A key US government report spreads the blame for the massive oil spill in the Gulf of Mexico Wednesday, citing a bad cement job and poor management decisions by BP and its subcontractors.
The finding by the agency that regulates offshore drilling could strengthen BP's legal case for recovering some of the massive costs of the spill from Halliburton, which performed the cement job, rig owner Transocean and parts manufacturer Cameron, which supplied the faulty blowout preventer.
The report concluded that a "central cause of the blowout was failure of a cement barrier."
The loss of 11 lives aboard the rig and the subsequent pollution were "the result of poor risk management, last-minute changes to plans, failure to observe and respond to critical indicators, inadequate well control response, and insufficient emergency bridge response training," the report concluded.

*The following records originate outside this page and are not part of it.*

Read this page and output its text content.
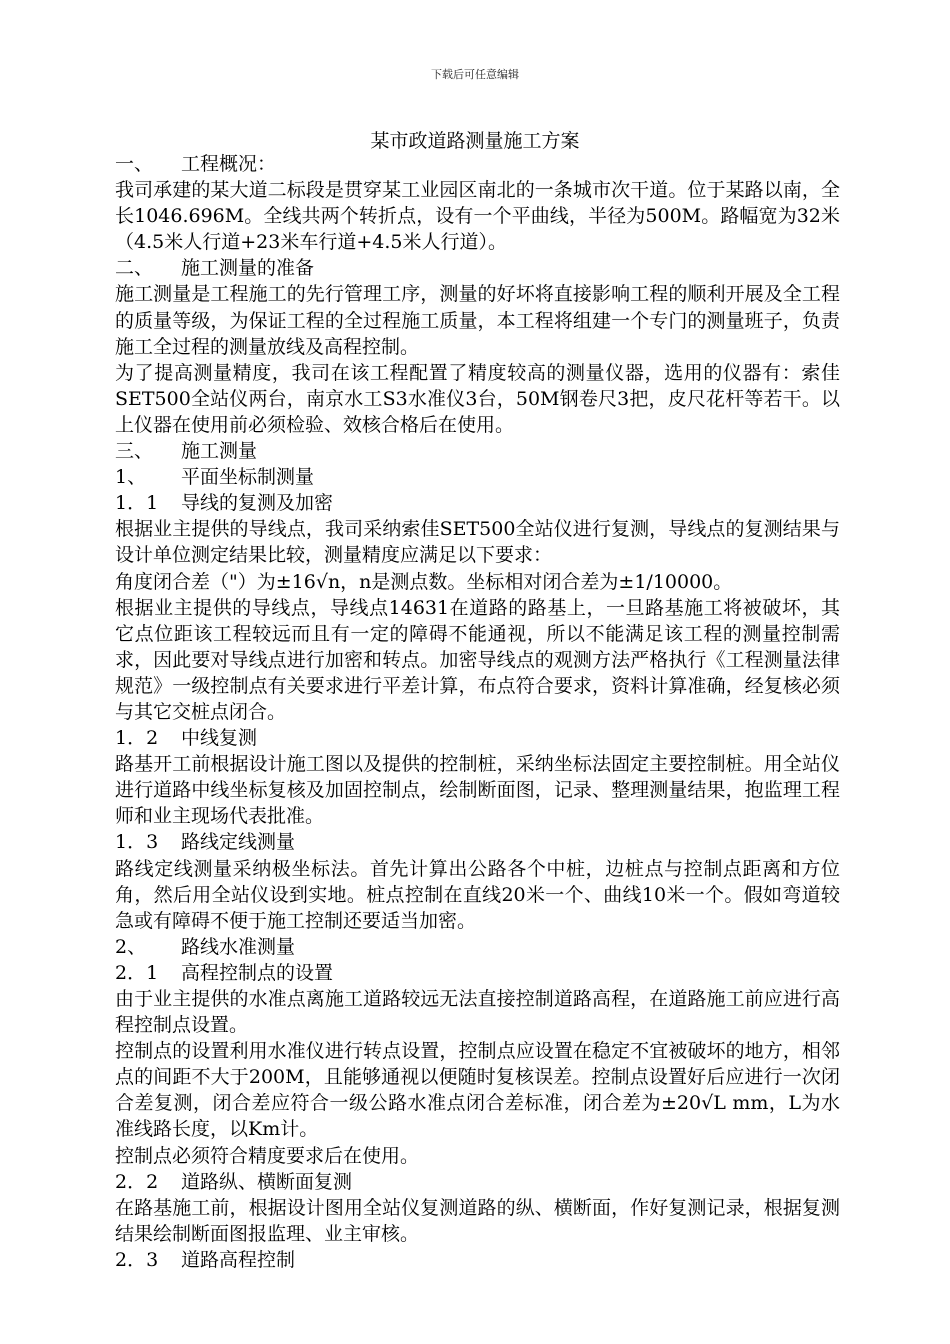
下载后可任意编辑
某市政道路测量施工方案
一、 工程概况：
我司承建的某大道二标段是贯穿某工业园区南北的一条城市次干道。位于某路以南，全长1046.696M。全线共两个转折点，设有一个平曲线，半径为500M。路幅宽为32米（4.5米人行道+23米车行道+4.5米人行道）。
二、 施工测量的准备
施工测量是工程施工的先行管理工序，测量的好坏将直接影响工程的顺利开展及全工程的质量等级，为保证工程的全过程施工质量，本工程将组建一个专门的测量班子，负责施工全过程的测量放线及高程控制。
为了提高测量精度，我司在该工程配置了精度较高的测量仪器，选用的仪器有：索佳SET500全站仪两台，南京水工S3水准仪3台，50M钢卷尺3把，皮尺花杆等若干。以上仪器在使用前必须检验、效核合格后在使用。
三、 施工测量
1、 平面坐标制测量
1．1 导线的复测及加密
根据业主提供的导线点，我司采纳索佳SET500全站仪进行复测，导线点的复测结果与设计单位测定结果比较，测量精度应满足以下要求：
角度闭合差（"）为±16√n，n是测点数。坐标相对闭合差为±1/10000。
根据业主提供的导线点，导线点14631在道路的路基上，一旦路基施工将被破坏，其它点位距该工程较远而且有一定的障碍不能通视，所以不能满足该工程的测量控制需求，因此要对导线点进行加密和转点。加密导线点的观测方法严格执行《工程测量法律规范》一级控制点有关要求进行平差计算，布点符合要求，资料计算准确，经复核必须与其它交桩点闭合。
1．2 中线复测
路基开工前根据设计施工图以及提供的控制桩，采纳坐标法固定主要控制桩。用全站仪进行道路中线坐标复核及加固控制点，绘制断面图，记录、整理测量结果，抱监理工程师和业主现场代表批准。
1．3 路线定线测量
路线定线测量采纳极坐标法。首先计算出公路各个中桩，边桩点与控制点距离和方位角，然后用全站仪设到实地。桩点控制在直线20米一个、曲线10米一个。假如弯道较急或有障碍不便于施工控制还要适当加密。
2、 路线水准测量
2．1 高程控制点的设置
由于业主提供的水准点离施工道路较远无法直接控制道路高程，在道路施工前应进行高程控制点设置。
控制点的设置利用水准仪进行转点设置，控制点应设置在稳定不宜被破坏的地方，相邻点的间距不大于200M，且能够通视以便随时复核误差。控制点设置好后应进行一次闭合差复测，闭合差应符合一级公路水准点闭合差标准，闭合差为±20√L mm，L为水准线路长度，以Km计。
控制点必须符合精度要求后在使用。
2．2 道路纵、横断面复测
在路基施工前，根据设计图用全站仪复测道路的纵、横断面，作好复测记录，根据复测结果绘制断面图报监理、业主审核。
2．3 道路高程控制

BP has spent $40.7 billion on the biggest maritime oil spill in history and could still be liable for billions in fines, compensation and restoration costs.
It is currently embroiled in a series of lawsuits over apportioning the costs and said in a statement that it agrees with the report's "core conclusion" that the accident was "the result of multiple causes, involving multiple parties, including Transocean and Halliburton."

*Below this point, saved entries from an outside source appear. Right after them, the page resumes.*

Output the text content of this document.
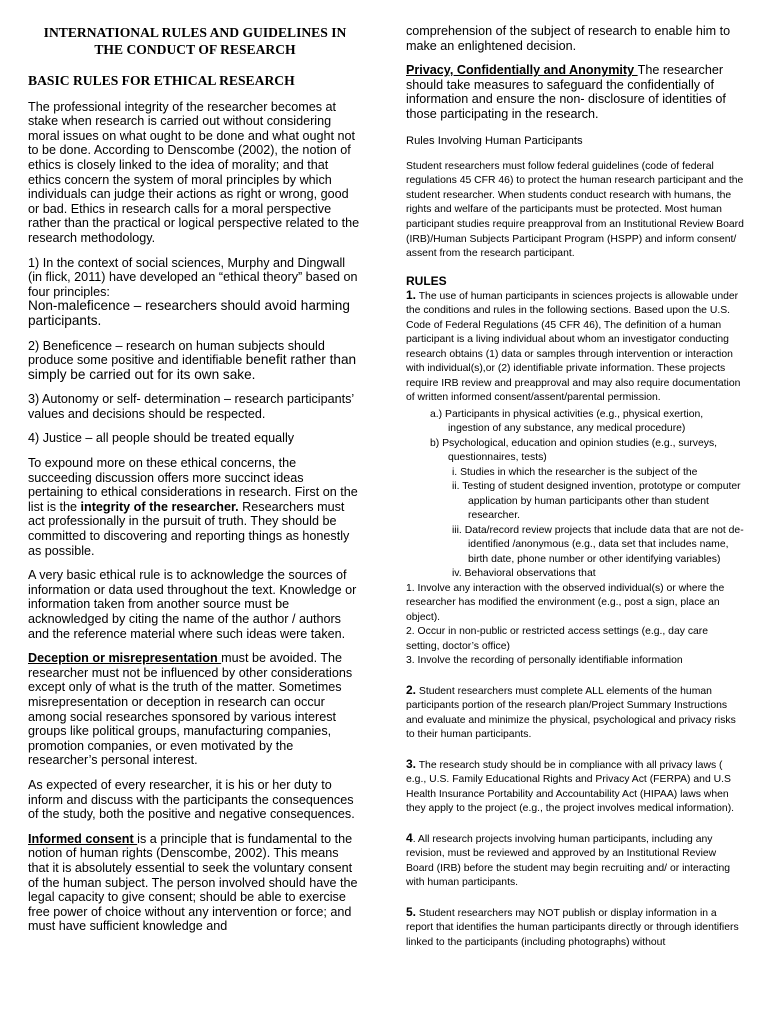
INTERNATIONAL RULES AND GUIDELINES IN THE CONDUCT OF RESEARCH
BASIC RULES FOR ETHICAL RESEARCH

The professional integrity of the researcher becomes at stake when research is carried out without considering moral issues on what ought to be done and what ought not to be done. According to Denscombe (2002), the notion of ethics is closely linked to the idea of morality; and that ethics concern the system of moral principles by which individuals can judge their actions as right or wrong, good or bad. Ethics in research calls for a moral perspective rather than the practical or logical perspective related to the research methodology.

1) In the context of social sciences, Murphy and Dingwall (in flick, 2011) have developed an “ethical theory” based on four principles:
Non-maleficence – researchers should avoid harming participants.

2) Beneficence – research on human subjects should produce some positive and identifiable benefit rather than simply be carried out for its own sake.

3) Autonomy or self- determination – research participants’ values and decisions should be respected.

4) Justice – all people should be treated equally

To expound more on these ethical concerns, the succeeding discussion offers more succinct ideas pertaining to ethical considerations in research. First on the list is the integrity of the researcher. Researchers must act professionally in the pursuit of truth. They should be committed to discovering and reporting things as honestly as possible.

A very basic ethical rule is to acknowledge the sources of information or data used throughout the text. Knowledge or information taken from another source must be acknowledged by citing the name of the author / authors and the reference material where such ideas were taken.

Deception or misrepresentation must be avoided. The researcher must not be influenced by other considerations except only of what is the truth of the matter. Sometimes misrepresentation or deception in research can occur among social researches sponsored by various interest groups like political groups, manufacturing companies, promotion companies, or even motivated by the researcher’s personal interest.

As expected of every researcher, it is his or her duty to inform and discuss with the participants the consequences of the study, both the positive and negative consequences.

Informed consent is a principle that is fundamental to the notion of human rights (Denscombe, 2002). This means that it is absolutely essential to seek the voluntary consent of the human subject. The person involved should have the legal capacity to give consent; should be able to exercise free power of choice without any intervention or force; and must have sufficient knowledge and

comprehension of the subject of research to enable him to make an enlightened decision.
Privacy, Confidentially and Anonymity The researcher should take measures to safeguard the confidentially of information and ensure the non- disclosure of identities of those participating in the research.
Rules Involving Human Participants
Student researchers must follow federal guidelines (code of federal regulations 45 CFR 46) to protect the human research participant and the student researcher. When students conduct research with humans, the rights and welfare of the participants must be protected. Most human participant studies require preapproval from an Institutional Review Board (IRB)/Human Subjects Participant Program (HSPP) and inform consent/ assent from the research participant.
RULES
1. The use of human participants in sciences projects is allowable under the conditions and rules in the following sections. Based upon the U.S. Code of Federal Regulations (45 CFR 46), The definition of a human participant is a living individual about whom an investigator conducting research obtains (1) data or samples through intervention or interaction with individual(s),or (2) identifiable private information. These projects require IRB review and preapproval and may also require documentation of written informed consent/assent/parental permission.
a.) Participants in physical activities (e.g., physical exertion, ingestion of any substance, any medical procedure)
b) Psychological, education and opinion studies (e.g., surveys, questionnaires, tests)
i. Studies in which the researcher is the subject of the
ii. Testing of student designed invention, prototype or computer application by human participants other than student researcher.
iii. Data/record review projects that include data that are not de- identified /anonymous (e.g., data set that includes name, birth date, phone number or other identifying variables)
iv. Behavioral observations that
1. Involve any interaction with the observed individual(s) or where the researcher has modified the environment (e.g., post a sign, place an object).
2. Occur in non-public or restricted access settings (e.g., day care setting, doctor’s office)
3. Involve the recording of personally identifiable information
2. Student researchers must complete ALL elements of the human participants portion of the research plan/Project Summary Instructions and evaluate and minimize the physical, psychological and privacy risks to their human participants.
3. The research study should be in compliance with all privacy laws ( e.g., U.S. Family Educational Rights and Privacy Act (FERPA) and U.S Health Insurance Portability and Accountability Act (HIPAA) laws when they apply to the project (e.g., the project involves medical information).
4. All research projects involving human participants, including any revision, must be reviewed and approved by an Institutional Review Board (IRB) before the student may begin recruiting and/ or interacting with human participants.
5. Student researchers may NOT publish or display information in a report that identifies the human participants directly or through identifiers linked to the participants (including photographs) without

A presidential commission tasked with investigating the spill also blamed the disaster on management failures by BP, Halliburton and Transocean.
"From the outset, BP acknowledged its role in the accident and has taken concrete steps to further enhance safety and risk management throughout its global operations," the BP statement said.
"We continue to encourage other parties to acknowledge their roles in the accident and make changes to help prevent similar accidents in the future."
Transocean and Halliburton did not immediately return a request for comment.
Wednesday's report comes at the conclusion of a 17-month investigation by the US Coast Guard and the Bureau of Ocean Energy Management, Regulation and Enforcement.
The Coast Guard slammed drilling rig operator Transocean's "poor safety culture" in its initial analysis which was released in April.
It cited poor maintenance, inadequate training and the bypassing of alarms and automatic shutdown systems, which prevented the crew from shutting down the runaway well after it blew and led to a chaotic abandonment of the blazing Deepwater Horizon rig.
While the bureau's report cited numerous failures by Halliburton and Transocean it noted that BP was "ultimately responsible" for operations and concluded that "BP's failure to have full supervision and accountability over the activities associated with the Deepwater Horizon was a contributing cause of the Macondo blowout."
The BP-leased Deepwater Horizon exploded on April 20, 2010.
By the time the well was capped 87 days later, 4.9 million barrels (206 million gallons) of oil had gushed out of the runaway well 5,000 feet (1,500 meters) below the surface of the Gulf of Mexico.
Hundreds of miles of fragile coastal wetlands and beaches were contaminated, a third of the Gulf's rich US waters were closed to fishing, and the economic costs have reached into the tens of billions.